The deification of Lenin was particularly necessary for his heirs, each of whom tried to tear off a piece of his halo. They felt themselves to be lesser deities. Along with Leningrad other new names for towns and cities appeared: Zinovievsk, Trotsk, and Stalingrad. And all the while Stalin was operating for the most part in the background, pushing Zinoviev to the fore. On January 26, Stalin spoke very modestly in the Hall of Columns at the Central Trade Union Building in Moscow. His modest speech, which Soviet schoolchildren would later be required to learn by heart for decades thereafter, was entitled "A Pledge." Pravda published only short excerpts.

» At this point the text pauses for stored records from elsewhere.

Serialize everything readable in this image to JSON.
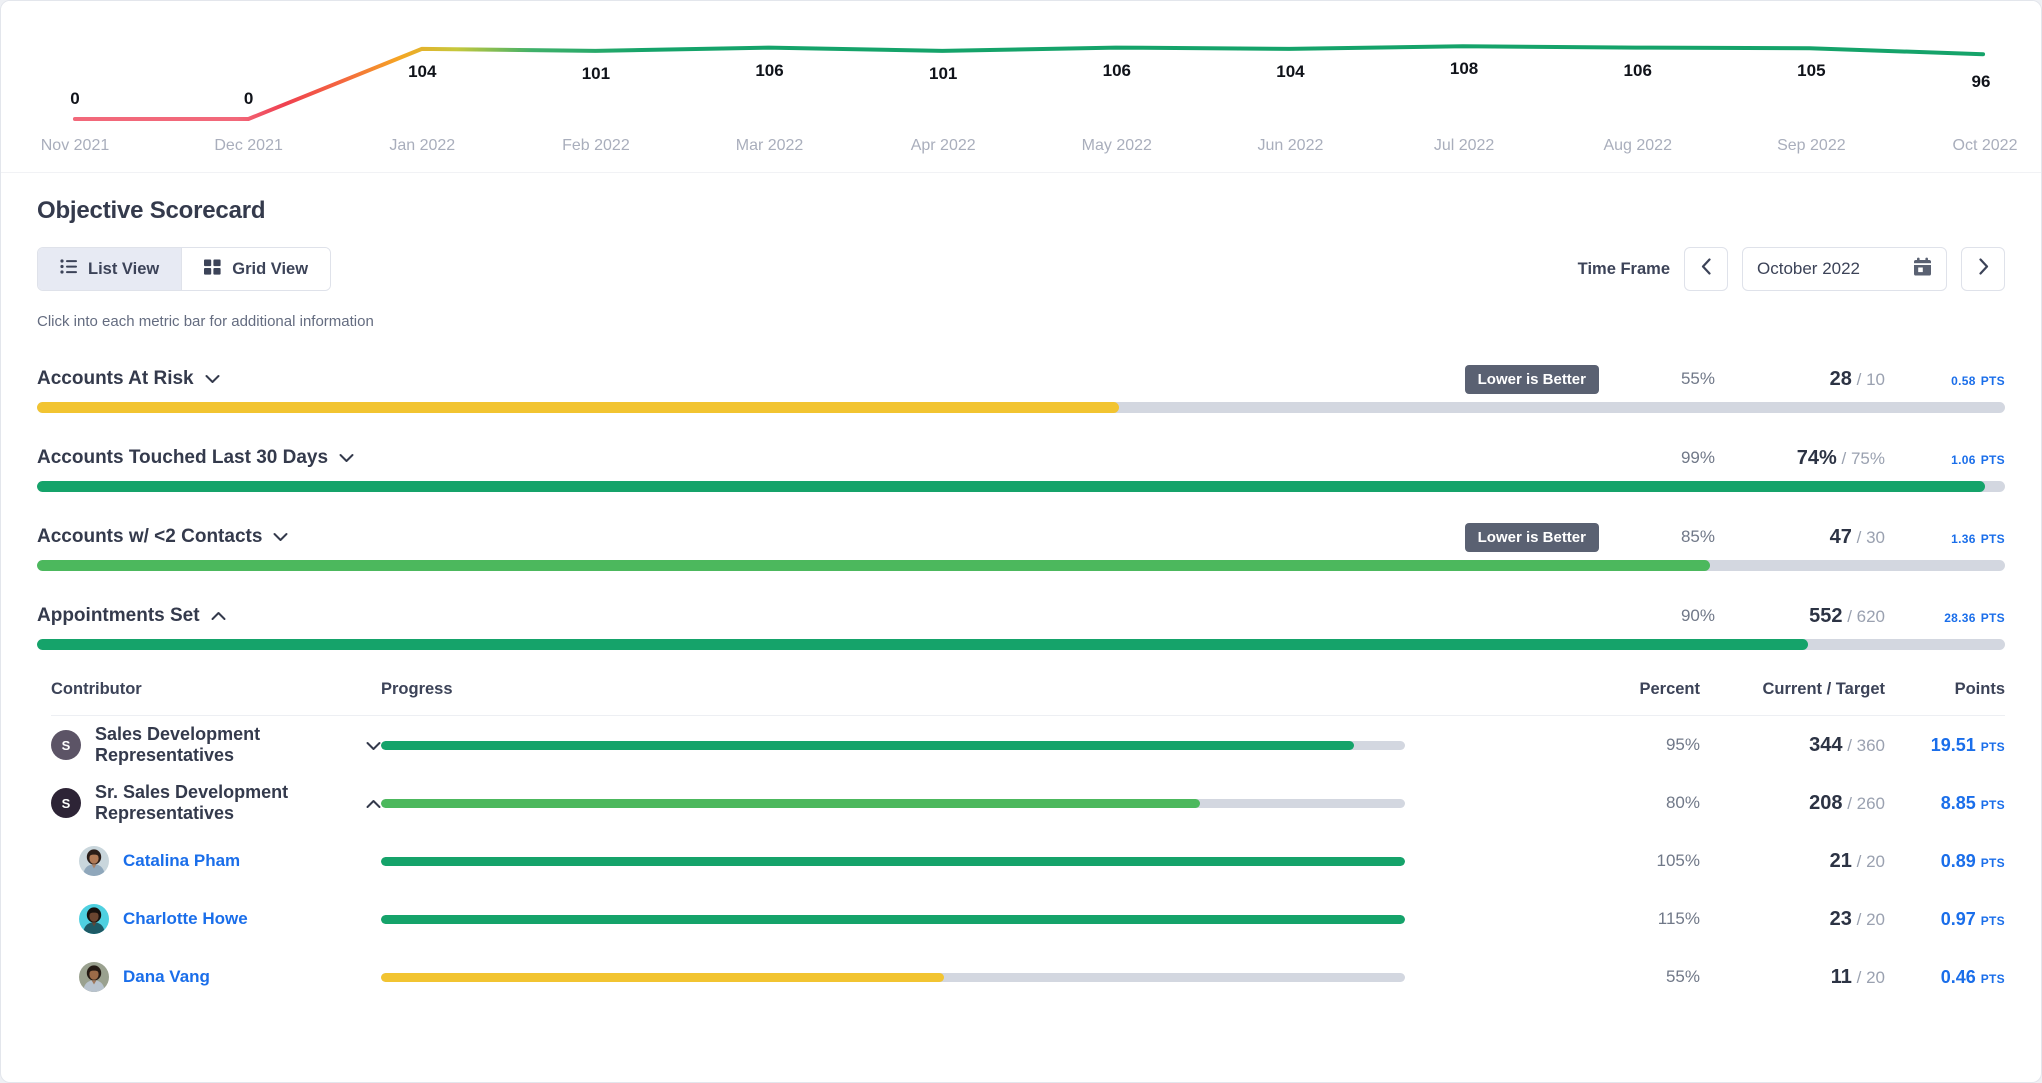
{
  "chart_data": {
    "type": "line",
    "title": "",
    "xlabel": "",
    "ylabel": "",
    "categories": [
      "Nov 2021",
      "Dec 2021",
      "Jan 2022",
      "Feb 2022",
      "Mar 2022",
      "Apr 2022",
      "May 2022",
      "Jun 2022",
      "Jul 2022",
      "Aug 2022",
      "Sep 2022",
      "Oct 2022"
    ],
    "values": [
      0,
      0,
      104,
      101,
      106,
      101,
      106,
      104,
      108,
      106,
      105,
      96
    ],
    "ylim": [
      0,
      120
    ],
    "grid": false,
    "legend": "none",
    "line_gradient": [
      "#ef4d5a",
      "#f4673f",
      "#f5a623",
      "#f2cf33",
      "#5cb85c",
      "#15a36a"
    ]
  },
  "header": {
    "title": "Objective Scorecard",
    "hint": "Click into each metric bar for additional information",
    "views": [
      {
        "label": "List View",
        "icon": "list-icon",
        "active": true
      },
      {
        "label": "Grid View",
        "icon": "grid-icon",
        "active": false
      }
    ],
    "time_frame": {
      "label": "Time Frame",
      "value": "October 2022",
      "prev_icon": "chevron-left-icon",
      "next_icon": "chevron-right-icon",
      "calendar_icon": "calendar-icon"
    }
  },
  "metrics": [
    {
      "name": "Accounts At Risk",
      "expanded": false,
      "badge": "Lower is Better",
      "percent": "55%",
      "current": "28",
      "target": "/ 10",
      "points": "0.58",
      "points_unit": "PTS",
      "fill_pct": 55,
      "fill_color": "#f2c431"
    },
    {
      "name": "Accounts Touched Last 30 Days",
      "expanded": false,
      "badge": "",
      "percent": "99%",
      "current": "74%",
      "target": "/ 75%",
      "points": "1.06",
      "points_unit": "PTS",
      "fill_pct": 99,
      "fill_color": "#15a36a"
    },
    {
      "name": "Accounts w/ <2 Contacts",
      "expanded": false,
      "badge": "Lower is Better",
      "percent": "85%",
      "current": "47",
      "target": "/ 30",
      "points": "1.36",
      "points_unit": "PTS",
      "fill_pct": 85,
      "fill_color": "#4cb85d"
    },
    {
      "name": "Appointments Set",
      "expanded": true,
      "badge": "",
      "percent": "90%",
      "current": "552",
      "target": "/ 620",
      "points": "28.36",
      "points_unit": "PTS",
      "fill_pct": 90,
      "fill_color": "#15a36a"
    }
  ],
  "table": {
    "columns": {
      "contributor": "Contributor",
      "progress": "Progress",
      "percent": "Percent",
      "current_target": "Current / Target",
      "points": "Points"
    },
    "rows": [
      {
        "type": "group",
        "name": "Sales Development Representatives",
        "initial": "S",
        "avatar_color": "#5c5466",
        "expanded": false,
        "percent": "95%",
        "current": "344",
        "target": "/ 360",
        "points": "19.51",
        "points_unit": "PTS",
        "fill_pct": 95,
        "fill_color": "#15a36a"
      },
      {
        "type": "group",
        "name": "Sr. Sales Development Representatives",
        "initial": "S",
        "avatar_color": "#2d2436",
        "expanded": true,
        "percent": "80%",
        "current": "208",
        "target": "/ 260",
        "points": "8.85",
        "points_unit": "PTS",
        "fill_pct": 80,
        "fill_color": "#4cb85d"
      },
      {
        "type": "person",
        "name": "Catalina Pham",
        "avatar": "photo-avatar-1",
        "percent": "105%",
        "current": "21",
        "target": "/ 20",
        "points": "0.89",
        "points_unit": "PTS",
        "fill_pct": 100,
        "fill_color": "#15a36a"
      },
      {
        "type": "person",
        "name": "Charlotte Howe",
        "avatar": "photo-avatar-2",
        "percent": "115%",
        "current": "23",
        "target": "/ 20",
        "points": "0.97",
        "points_unit": "PTS",
        "fill_pct": 100,
        "fill_color": "#15a36a"
      },
      {
        "type": "person",
        "name": "Dana Vang",
        "avatar": "photo-avatar-3",
        "percent": "55%",
        "current": "11",
        "target": "/ 20",
        "points": "0.46",
        "points_unit": "PTS",
        "fill_pct": 55,
        "fill_color": "#f2c431"
      }
    ]
  }
}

The spectacular funeral for Lenin showed convincingly that Stalin was Lenin's most outstanding disciple. The Politburo, after placing Lenin's body in the mausoleum, thus encasing the relics of the new saint, at the same time submitted their teacher's brain to scientific examination. A German professor by the name of Vogt undertook the task and soon discovered "important peculiarities in the structure of the so-called pyramidal cells of the third layer." The journalists of the time reported that these special characteristics of Lenin's brain were "the reason for his ingenious ideas and the ingenious tactics that Lenin devised at the most difficult stages of the revolution when many others felt the ground slip from under their feet and lost all perspective."148 The deification of the leader proceeded, fully in accordance with the doctrine of Marx: the mausoleum represented the cultural-ideological superstructure; the pyramidal cells, the material base.